Nach der Hitze des Entbindungszimmers fuhr mir die Kälte draußen auf der Straße wie ein Messer in die Glieder. Es war eine wolkenlose Nacht, die Sterne schimmerten hell. Es gab damals nur wenig Straßenbeleuchtung, also waren es tatsächlich die Sterne, die alles beleuchteten. Über allem lag ein strenger Frost in all seiner Schönheit. Reif bedeckte die schwarzen Pflastersteine, die Mauern und sogar mein Fahrrad. Ich zitterte und befand, dass ich kräftig in die Pedale treten musste, um mich warm zu halten.
Nur ein, zwei Meilen vom Nonnatus House entfernt bog ich aus einem plötzlichen Impuls heraus rechts in die West Ferry Road und fuhr weiter zur Isle of Dogs. Wenn man ganz um die Insel fahren will, bis man wieder zur East India Dock Road zurückgelangt, ist es eine sieben oder acht Meilen lange Strecke und ich kann nicht erklären, was mich dazu veranlasste.
Niemand war unterwegs.
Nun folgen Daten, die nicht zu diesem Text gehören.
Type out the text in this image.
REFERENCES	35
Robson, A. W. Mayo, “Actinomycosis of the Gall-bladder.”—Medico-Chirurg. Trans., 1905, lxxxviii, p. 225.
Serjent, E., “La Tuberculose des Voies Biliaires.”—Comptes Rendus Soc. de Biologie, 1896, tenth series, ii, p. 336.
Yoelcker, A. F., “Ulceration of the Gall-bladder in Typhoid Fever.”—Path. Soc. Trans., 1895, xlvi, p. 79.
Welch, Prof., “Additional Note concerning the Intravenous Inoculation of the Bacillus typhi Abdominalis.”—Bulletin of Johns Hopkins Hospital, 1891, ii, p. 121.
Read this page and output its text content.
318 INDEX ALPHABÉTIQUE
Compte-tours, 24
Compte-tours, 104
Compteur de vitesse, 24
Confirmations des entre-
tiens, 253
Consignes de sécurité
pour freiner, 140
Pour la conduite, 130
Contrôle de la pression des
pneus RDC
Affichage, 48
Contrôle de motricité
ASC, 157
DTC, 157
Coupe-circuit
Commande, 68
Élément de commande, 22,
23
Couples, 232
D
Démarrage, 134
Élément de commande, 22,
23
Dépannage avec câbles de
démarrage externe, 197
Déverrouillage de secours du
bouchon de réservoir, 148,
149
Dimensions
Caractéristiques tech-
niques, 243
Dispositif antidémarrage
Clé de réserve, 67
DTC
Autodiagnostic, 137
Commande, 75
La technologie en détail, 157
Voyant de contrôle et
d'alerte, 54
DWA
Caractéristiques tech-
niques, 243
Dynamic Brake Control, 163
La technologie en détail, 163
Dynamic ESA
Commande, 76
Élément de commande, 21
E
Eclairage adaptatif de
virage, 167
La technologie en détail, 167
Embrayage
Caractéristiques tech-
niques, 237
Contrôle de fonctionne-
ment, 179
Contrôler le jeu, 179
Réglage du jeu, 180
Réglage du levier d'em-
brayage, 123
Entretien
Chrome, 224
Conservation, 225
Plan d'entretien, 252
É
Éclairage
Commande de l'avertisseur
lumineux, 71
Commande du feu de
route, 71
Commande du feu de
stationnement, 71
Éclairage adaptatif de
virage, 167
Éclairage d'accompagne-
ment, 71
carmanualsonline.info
Die Docks waren geschlossen und die Schiffe lagen still vor Anker. Das Plätschern des Wassers war das einzige Geräusch, das ich hörte, während ich über die West Ferry Bridge radelte. Auf der Insel gab es keine Lichter außer den Sternen und den Kerzen der Weihnachtsbäume in vielen Häusern. Die breite, majestätische Themse floss zu meiner Rechten und hütete ihre unergründlichen Geheimnisse. Ich fuhr langsamer, als hätte ich Angst, den Zauber zu zerstören. Als ich die Kurve Richtung Westen einschlug, ging der Mond auf und eine silberne Straße glitzerte von Greenwich her über den Fluss bis zu meinen Füßen, so schien es mir zumindest. Ich musste anhalten. Es sah aus, als hätte ich auf versilberten Füßen von einem Ufer zum anderen über die Themse gehen können.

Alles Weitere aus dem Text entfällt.